I didn’t really have much of a drive to see much of Prague, and really wouldn’t want to stay there for more than a few days, but I’m really glad that I went. Just like The Mall of America, Prague is kind of the Mall of Europe. Downtown was mostly stores, restaurants, and dance clubs. But man, it was beautiful.
It’s so difficult to explain how beautiful and interesting Prague is, so I’m going to put a bunch of pictures from a tour that I took through the city and a boat tour we went on to just show you who cool it is.
Being in the country of Czech was really interesting because of the lack of English. First of all, Czech is a really strange language that seems just unintelligible to me—there was nothing that sounded anything like an English word. Also, while I was walking downtown I heard German, Japanese, Spanish, and I heard accents from Great Britain, Scotland, and Australia. The people of Prague realize that most of the people in the city are tourists, and that’s obvious because there is at least one annoying souvenir shop on each street.
I didn’t necessarily want to shop in Prague because I don’t have a lot of money to spend (even though I did pick something nice up for my girlfriend…it’s a secret), so the only things that I bought were a disappointing cone of gelato, a delicious Czech meal with friends, and tickets to a rather large Salvador Dali exhibition.
The Dali exhibition was amazing. Not only was the art amazing, but it also was in a building in the main square of Prague. And the windows were open to the city. So I looked at art, and then Prague, and then art, and then Prague. It was wonderful. And worth 90 Crauns.
(Don’t worry…that’s only five bucks in American money.)
I also went to a restaurant in the main town square for a nice Czech lunch. The desert was some sort of hollow cinnamon pastry with nuts. Yums.
I've found that my new photo obsession is of street performers and old European people. Check out my new muses...
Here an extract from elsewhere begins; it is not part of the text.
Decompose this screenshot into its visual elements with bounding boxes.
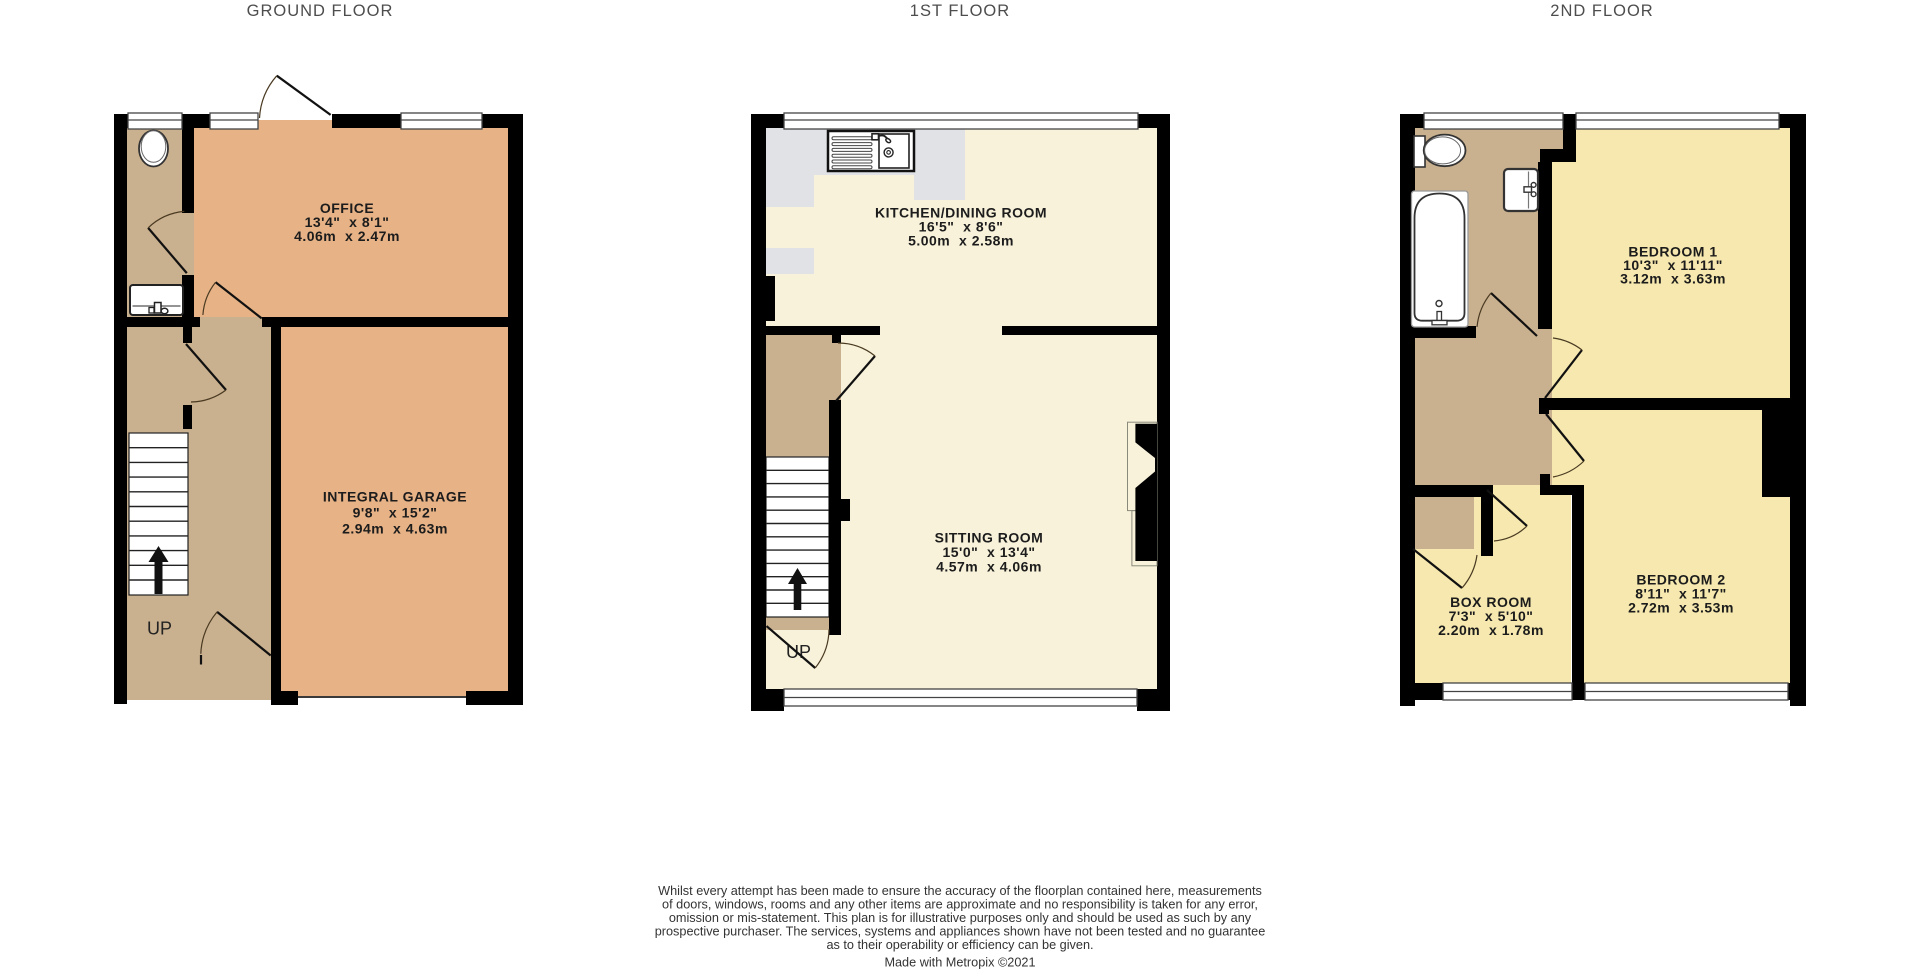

The choir sang at St. Nicholas church in downtown Prague, which was massive and completely overwhelming. I’m not sure if the pictures do it justice; I’ll try to make sure that there are antlike people by the door so you can see how big it really was (look at the first picture). The inside was filled with splendor like I had never seen before. It wasn’t necessarily big on the inside; actually it was quite crowded because of all the elaborate decorations.
This is the time when I kind of had a realization about European Christianity: a lot of Europe’s view of who Jesus is and what following Christ is is quite warped. Relevant ministry—even Protestant ministry is very uncommon here. Less than 20% of Europe’s population is Christian, and over 40% is Atheistic. Many people would think that Europe is very spiritual because it has a plethora of beautiful churches.
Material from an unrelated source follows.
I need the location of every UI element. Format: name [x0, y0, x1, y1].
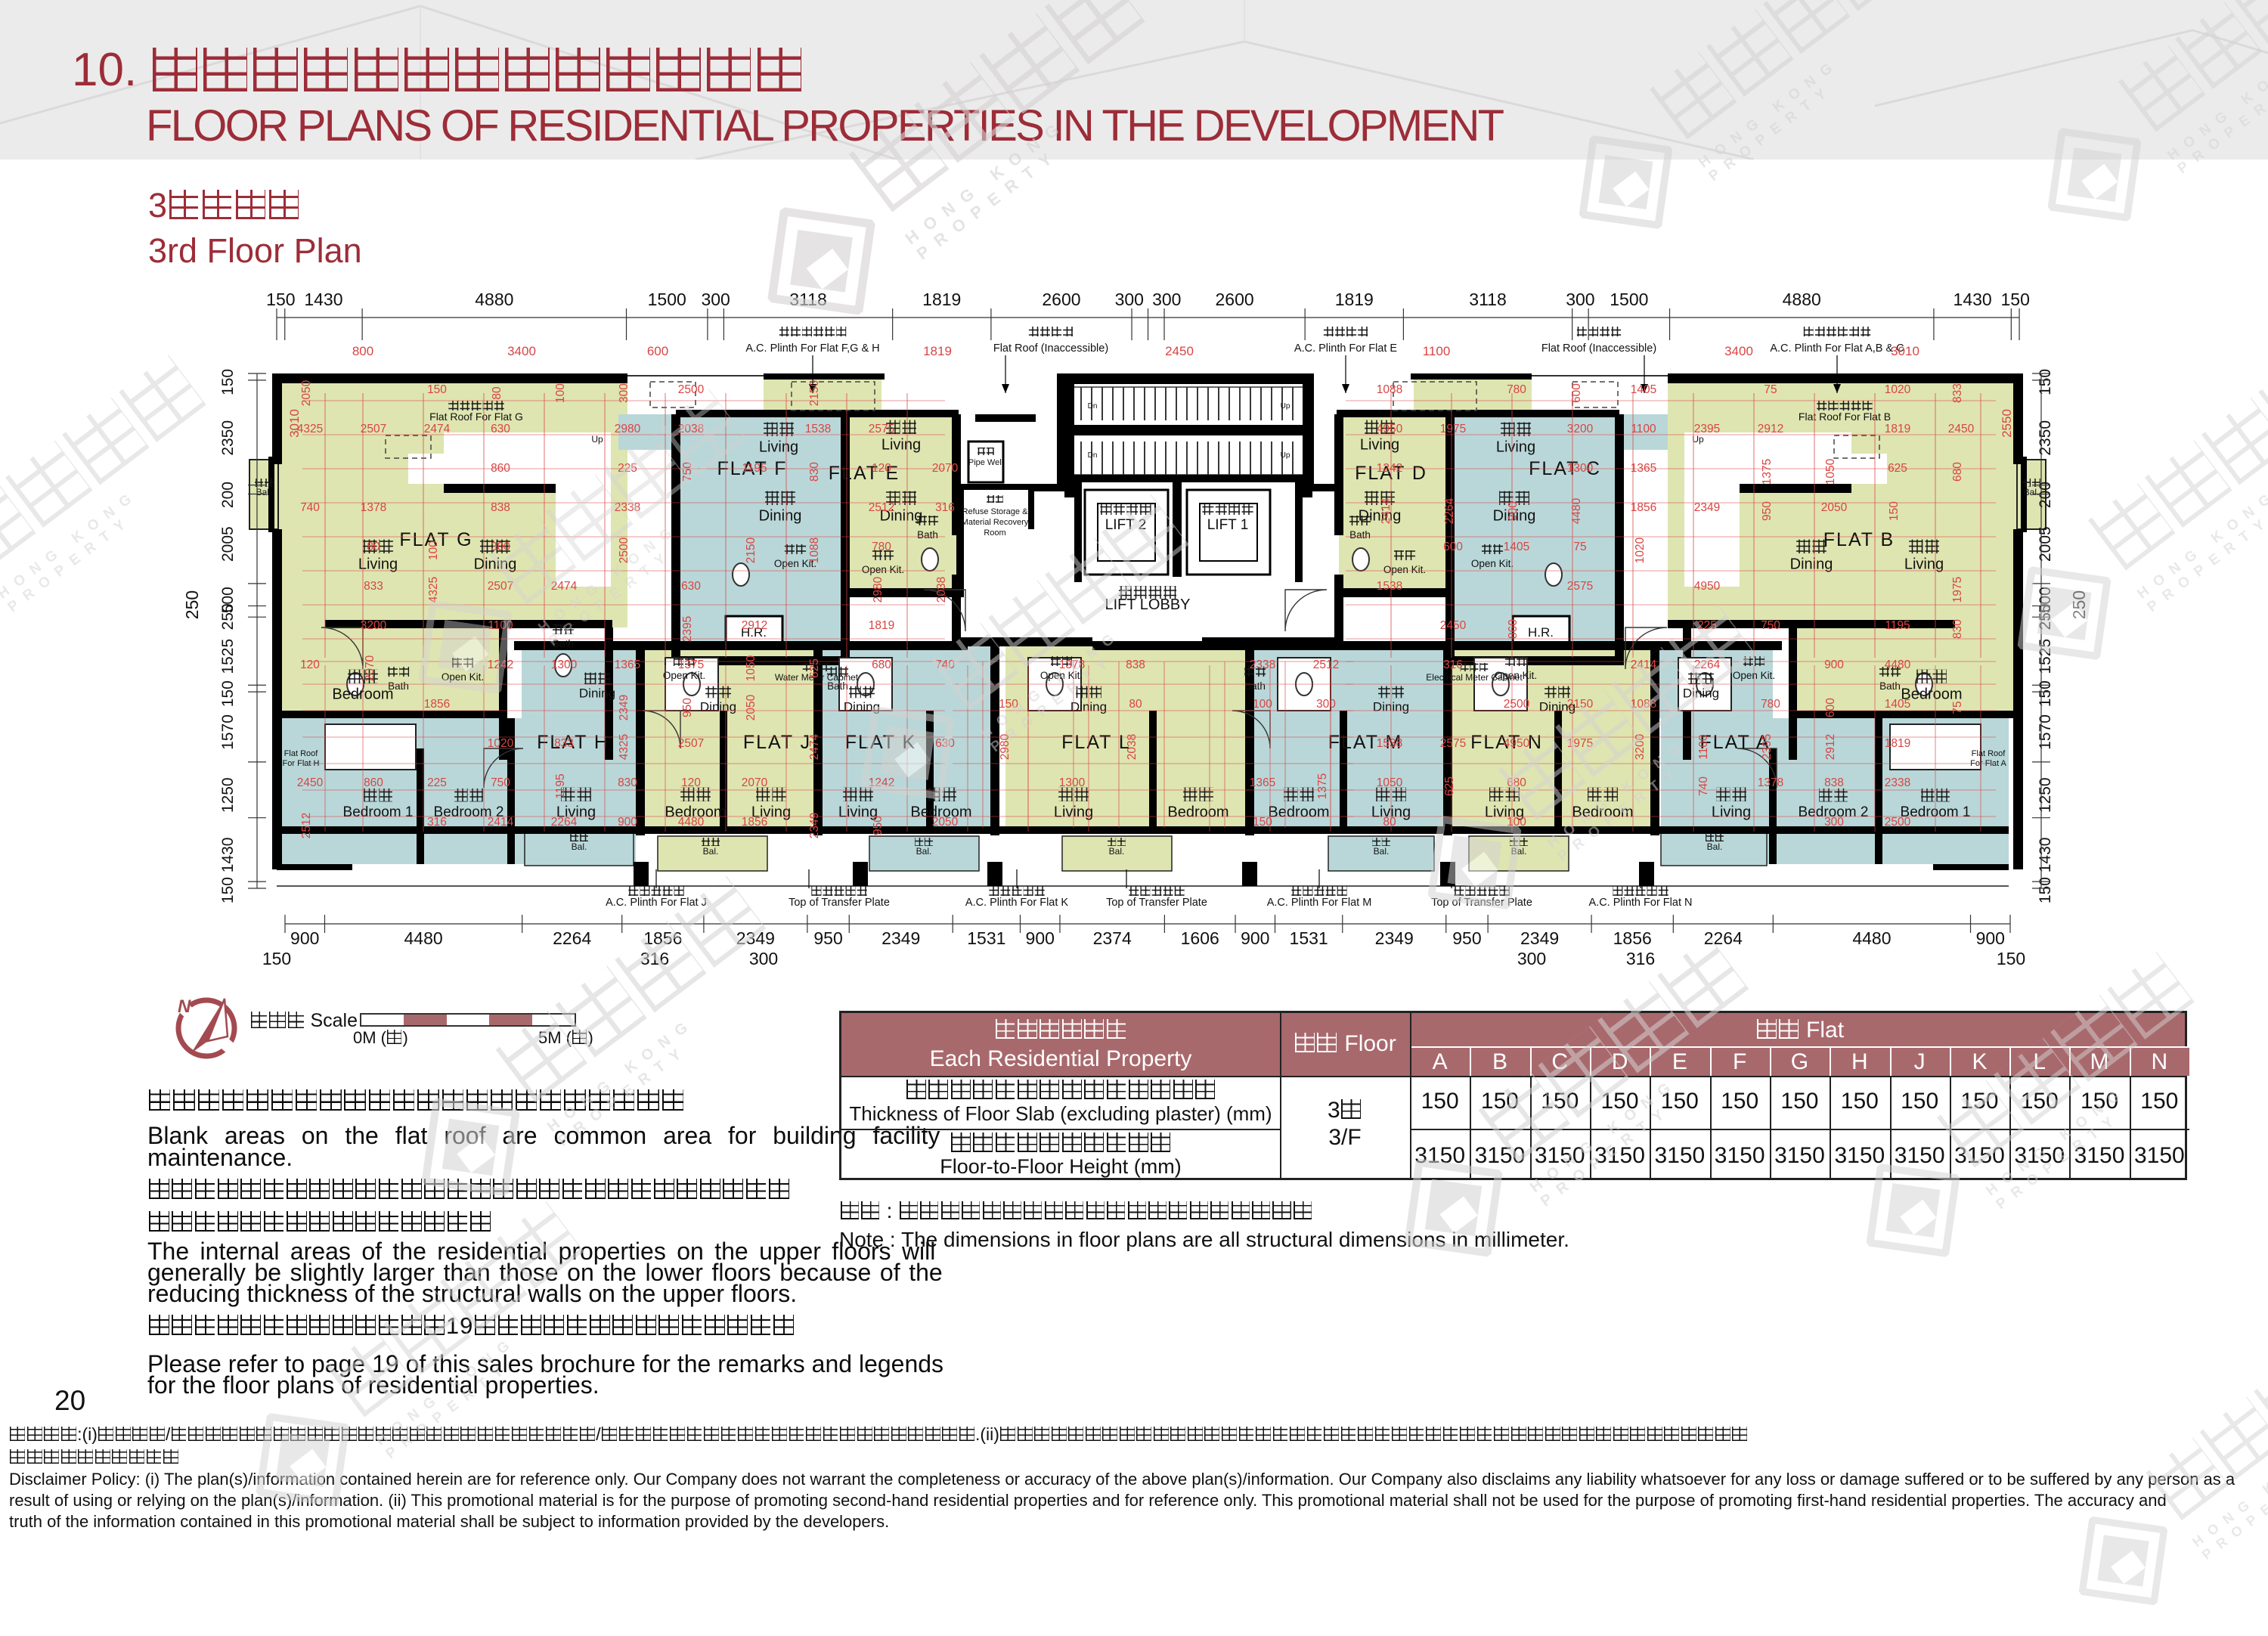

But here’s the deal: they’re all empty.
The churches are more crowded during tour days than it is on Sunday mornings.
The main view of Jesus is of the royal paintings and sculptures that adorn the majestic churches. Jesus as the simple, loving full-human yet full-God is replaced by stone Jesuses and gold ones, which is understandably what they’re turned off by. How can you worship something so cold?
I’ll talk more about this subject as I learn more. My bottom line is, I’m feeling a strong pull for ministry in Europe. But it’s going to take patience and a lot of grace. Europe is an amazing place; just imagine how amazing it would be when it is invaded by the Spirit of God!
I’ll talk more about this later.
Anyway, Prague was amazing. Today, June 6th, we are driving to Salzburg and I’m looking out the window, seeing the Alps in the distance. Can’t wait to write about this one.